With only her own body

she makes for her

lover an

auspicious welcome.

41

At twilight today

he deceived me.

I’d banished him for some offense

and he returned in my

girlfriend’s clothes.

Naive, clasping the imposter,

I confided how urgently I wanted

to sleep with him.

That will be hard to achieve—”

A laugh in the

darkness

he forcibly took me.

42

Suspecting I might

fall at her feet

she deftly folds them beneath her skirt

hides a sly smile

won’t glance upward.

To avoid answering she chats

with a girlfriend. If

displeased she’s this charming—

imagine

her passionate.

43

Instructed by servants—

skilled liars—

she chatters a quick excuse to her

skeptical husband.

Then to perform what the love god requests….

This is love’s

inmost enchantment—

innocence

adorns it.

44

When a lover is faithless

the eye in an

instant changes its theme.

He’s far off, it’s restless,

he arrives,

it turns to the side,

dilates if he speaks,

reddens when he attempts

an embrace.

He clutches her robe and its brow

twists like a vine.

He falls to the angry

woman’s feet

it wells up with tears.

45

Your body so thin

trembling

and cheeks pale as ash—?

When the lord of her life confronts her

the slim girl says these

things just happen

turns and between her eyelashes

catches the tears

for someplace else.

46

Night

turbulent overhead clouds

and a ripple of thunder.

The traveler

stung with tears

sings of a faraway girl.

Oh traveling

is a kind of death,

the village people hear it,

lower their heads

and quit their proud

tales of adventure.

47

We’d been drinking.

She noticed wounds on my skin

from her own

fingernails

and bolted up jealously.

Let go, she cried when I caught her skirt.

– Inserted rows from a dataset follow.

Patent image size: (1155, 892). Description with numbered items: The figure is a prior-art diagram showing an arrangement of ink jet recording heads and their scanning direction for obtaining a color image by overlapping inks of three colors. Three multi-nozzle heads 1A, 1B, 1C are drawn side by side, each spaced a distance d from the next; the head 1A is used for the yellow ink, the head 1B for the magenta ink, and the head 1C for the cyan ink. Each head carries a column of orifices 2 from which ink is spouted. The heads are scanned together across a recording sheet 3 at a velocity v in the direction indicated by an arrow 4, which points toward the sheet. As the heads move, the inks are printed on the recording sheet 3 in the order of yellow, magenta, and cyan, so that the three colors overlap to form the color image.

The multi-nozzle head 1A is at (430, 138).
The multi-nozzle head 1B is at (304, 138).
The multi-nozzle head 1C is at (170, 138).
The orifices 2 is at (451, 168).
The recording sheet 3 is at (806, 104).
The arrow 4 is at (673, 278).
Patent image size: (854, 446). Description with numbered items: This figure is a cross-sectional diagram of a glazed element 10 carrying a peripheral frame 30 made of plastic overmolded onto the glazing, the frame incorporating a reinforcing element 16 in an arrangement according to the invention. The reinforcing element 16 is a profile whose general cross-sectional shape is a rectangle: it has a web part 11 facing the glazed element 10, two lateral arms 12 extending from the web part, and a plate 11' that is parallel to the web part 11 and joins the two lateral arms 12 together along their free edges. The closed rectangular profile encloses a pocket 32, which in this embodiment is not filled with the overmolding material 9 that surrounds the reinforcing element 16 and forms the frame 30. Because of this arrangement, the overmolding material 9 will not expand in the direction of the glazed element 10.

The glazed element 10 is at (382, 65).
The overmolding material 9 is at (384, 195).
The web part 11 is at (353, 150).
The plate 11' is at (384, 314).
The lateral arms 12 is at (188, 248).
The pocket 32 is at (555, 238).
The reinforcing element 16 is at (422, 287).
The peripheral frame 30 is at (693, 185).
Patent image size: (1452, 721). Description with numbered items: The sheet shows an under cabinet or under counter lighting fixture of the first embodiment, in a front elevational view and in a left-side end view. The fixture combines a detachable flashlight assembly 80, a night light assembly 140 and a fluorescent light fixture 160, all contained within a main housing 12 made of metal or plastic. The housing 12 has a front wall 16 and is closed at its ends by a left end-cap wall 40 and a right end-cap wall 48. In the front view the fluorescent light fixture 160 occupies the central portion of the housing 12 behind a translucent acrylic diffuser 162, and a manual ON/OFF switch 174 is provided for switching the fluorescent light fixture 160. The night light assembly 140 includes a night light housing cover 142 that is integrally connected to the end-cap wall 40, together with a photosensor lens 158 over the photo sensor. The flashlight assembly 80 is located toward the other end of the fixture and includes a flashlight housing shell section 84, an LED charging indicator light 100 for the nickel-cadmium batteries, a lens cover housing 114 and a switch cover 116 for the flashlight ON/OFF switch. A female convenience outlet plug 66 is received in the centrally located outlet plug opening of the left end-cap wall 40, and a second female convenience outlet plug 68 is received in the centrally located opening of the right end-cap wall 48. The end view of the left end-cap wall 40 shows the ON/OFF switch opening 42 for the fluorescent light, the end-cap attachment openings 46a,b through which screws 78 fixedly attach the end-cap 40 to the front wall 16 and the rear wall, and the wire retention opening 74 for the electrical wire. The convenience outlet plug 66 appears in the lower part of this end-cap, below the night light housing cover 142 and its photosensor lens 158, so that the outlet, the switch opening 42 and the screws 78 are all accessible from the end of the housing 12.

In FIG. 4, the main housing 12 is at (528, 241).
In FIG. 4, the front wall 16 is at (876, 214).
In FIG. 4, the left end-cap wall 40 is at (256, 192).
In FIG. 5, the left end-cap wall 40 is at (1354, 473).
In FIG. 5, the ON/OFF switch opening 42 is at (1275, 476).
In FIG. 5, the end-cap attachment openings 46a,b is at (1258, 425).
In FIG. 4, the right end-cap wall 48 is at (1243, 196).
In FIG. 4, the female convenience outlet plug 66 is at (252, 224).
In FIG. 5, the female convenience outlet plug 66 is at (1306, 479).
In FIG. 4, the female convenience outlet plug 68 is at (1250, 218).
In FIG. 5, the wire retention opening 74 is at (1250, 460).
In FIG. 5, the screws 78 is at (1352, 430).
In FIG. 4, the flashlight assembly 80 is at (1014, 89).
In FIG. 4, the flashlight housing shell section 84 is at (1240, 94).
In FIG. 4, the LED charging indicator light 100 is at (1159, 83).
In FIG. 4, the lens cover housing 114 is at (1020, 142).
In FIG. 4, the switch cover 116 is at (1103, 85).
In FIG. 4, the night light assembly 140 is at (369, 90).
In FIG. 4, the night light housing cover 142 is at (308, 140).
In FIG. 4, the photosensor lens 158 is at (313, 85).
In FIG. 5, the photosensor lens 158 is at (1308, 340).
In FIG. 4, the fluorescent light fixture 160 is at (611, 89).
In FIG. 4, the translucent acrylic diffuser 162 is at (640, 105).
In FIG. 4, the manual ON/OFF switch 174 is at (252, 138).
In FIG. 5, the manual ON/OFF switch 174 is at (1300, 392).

Tear-streaked face averted

lower lip quavering—

who could forget

what she said next?

48

O troubled heart!

At the door of the hut

full of hungry affection he dropped

at these feet.

And you denied him?

Now anger and vanity come into fruit.

Now love is a vagabond.

Grief will be your only

refuge

through life.

49

Through tears

she saw mist

and the clustering

rainclouds. If you leave

her voice trailed and she clung

to my jacket,

scuffing the parched earth

where she dug in.

What she did next

no poet’s words command

the power to tell.

50

Dear girl—

My lord?

Stop being bitter and proud.

What does my bitterness do?

Troubles me.

You don’t mistreat me the

faults are mine.

Why tears and whimpering then?

Can anyone see me?

I can.

And am to you—?

My dearest.

That’s why the tears.

I am not.

51

That precious throat I was too

shy to caress—

when he kissed

why did I drop my face,

not look up, not even speak?

Thoughts of her childish demeanor

as a bride are weighed

with regret.

Her heart has flowered now.

She’s tasted the sweet

arts of the bedroom.

52

Unhappy women

have used tears, threatening oaths,

even collapse

to prevent a lover

from traveling.

Darling, I’m a pluckier girl.

Good luck and for your

early departure

I hope a propitious day.

After you’re gone you may hear

what I see fit to do with my

love life.

53

She did not clutch

his soft robe in a tendril-like hand,

block the door,

fall at his feet bitterly,

or cry stay!

As slow tenebrous clouds built in the

sky and her deceitful lover

was starting out

she cut off his path with

a violent

torrent of tears.

54

The love god has made

everything crooked.

Apart from you I get thinner and thinner.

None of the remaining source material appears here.